Constance stared out past me at another year and another night.
“It was the wildest party I’d ever seen. Everyone in masks, nobody knowing who or what was drinking which or why. There was hooch on every sound stage and barking in the alleys, and if Tara and Atlanta had been built that night they would have burned. There must have been two hundred dress and three hundred undress extras, running booze back and forth through that graveyard tunnel as if Prohibition was in full swing. Even with hooch legal, I guess it’s hard to give up the fun, yes? Secret passages between the tombs and the turkeys, like the flop films rotting in the vaults? Little did they know they’d brick the damn tunnel up, a week later, after the accident.”
The accident of the year, I thought. Arbuthnot dead, and the studio gun-shot and dropping like a herd of elephants.
“It was no accident,” whispered Constance.
Constance gathered a private darkness behind her pale face.
“Murder,” she said. “Suicide.”
The pulse jumped in my hand. She held it, tight.

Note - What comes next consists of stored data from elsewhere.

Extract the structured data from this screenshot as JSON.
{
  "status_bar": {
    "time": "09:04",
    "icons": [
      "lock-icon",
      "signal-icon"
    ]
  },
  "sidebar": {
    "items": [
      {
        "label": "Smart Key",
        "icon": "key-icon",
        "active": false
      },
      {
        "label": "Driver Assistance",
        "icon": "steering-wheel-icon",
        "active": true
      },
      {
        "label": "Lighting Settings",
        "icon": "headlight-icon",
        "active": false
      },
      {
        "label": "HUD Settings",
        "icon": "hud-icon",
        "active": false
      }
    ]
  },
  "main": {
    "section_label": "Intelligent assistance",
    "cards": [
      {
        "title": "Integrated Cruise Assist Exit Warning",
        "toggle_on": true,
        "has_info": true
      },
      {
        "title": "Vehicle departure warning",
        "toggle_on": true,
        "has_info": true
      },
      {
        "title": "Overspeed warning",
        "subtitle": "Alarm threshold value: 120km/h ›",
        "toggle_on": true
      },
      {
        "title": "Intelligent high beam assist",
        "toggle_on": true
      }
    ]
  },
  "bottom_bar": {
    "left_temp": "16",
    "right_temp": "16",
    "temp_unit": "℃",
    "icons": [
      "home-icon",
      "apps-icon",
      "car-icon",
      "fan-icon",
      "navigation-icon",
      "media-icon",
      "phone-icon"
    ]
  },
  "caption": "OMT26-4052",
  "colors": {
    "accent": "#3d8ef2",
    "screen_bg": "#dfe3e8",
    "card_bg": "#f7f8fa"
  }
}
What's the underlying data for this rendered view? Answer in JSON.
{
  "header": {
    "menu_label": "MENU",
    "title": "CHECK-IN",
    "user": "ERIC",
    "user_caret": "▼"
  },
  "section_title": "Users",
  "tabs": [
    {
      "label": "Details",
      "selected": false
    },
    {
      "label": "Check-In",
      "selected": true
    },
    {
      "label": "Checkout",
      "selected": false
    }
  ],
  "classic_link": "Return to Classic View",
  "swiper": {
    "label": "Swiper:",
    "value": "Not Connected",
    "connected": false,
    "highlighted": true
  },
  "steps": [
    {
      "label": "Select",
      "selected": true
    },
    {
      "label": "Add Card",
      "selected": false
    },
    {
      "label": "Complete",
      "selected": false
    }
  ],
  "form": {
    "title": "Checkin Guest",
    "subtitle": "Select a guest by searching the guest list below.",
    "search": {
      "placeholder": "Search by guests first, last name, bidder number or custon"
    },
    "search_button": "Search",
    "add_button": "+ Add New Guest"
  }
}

“Yeah,” she nodded, “suicide and murder. We never found out how, why, or what. You saw the papers. Two cars at Gower and Santa Monica, late, and no one to see. All the masked people ran off in their masks. The studio alleys were like those Venetian canals at dawn, all the gondolas empty, and the docks littered with earrings and underwear. I ran, too. The rumors later said Sloane found Arbuthnot with Sloane’s wife out back or over the wall. Or maybe Arbuthnot found Sloane with his own wife. My God, if you love another man’s wife and she makes love to her own husband at a lunatic party, wouldn’t that drive you mad?! So one car tailgates another at top speed. Arbuthnot after the Sloanes at eighty miles an hour. Rear-ended them at Gower, rammed them into a pole. The news hit the party! Doc Phillips, Manny, and Groc rushed out. They carried the victims into the Catholic church nearby. Arbuthnot’s church. Where he put money as his fire escape, his escape from hell, he said. But it was too late. They died and were taken across the street to the mortuary. I was long since gone. At the studio the next day Doc and Groc looked like pallbearers at their own funerals. I finished the last scene of the last film I ever made by noon. The studio shut down for a week. They hung crepe on every sound stage and sprayed fake clouds of fog and mist in every street, or is that true? The headlines said the three of them were all happy drunk, going home. No. It was vengeance running to kill love. The poor male bastards and the poor lovesick bitch were buried across the wall where the hooch once ran, two days later. The graveyard tunnel was bricked up and—hell,” she sighed, “I thought it was all over. But tonight, with the tunnel open, and Arbuthnot’s fake body on that wall, and that terrible man with the sad, mad eyes in your film, it’s started again. What’s it all mean?”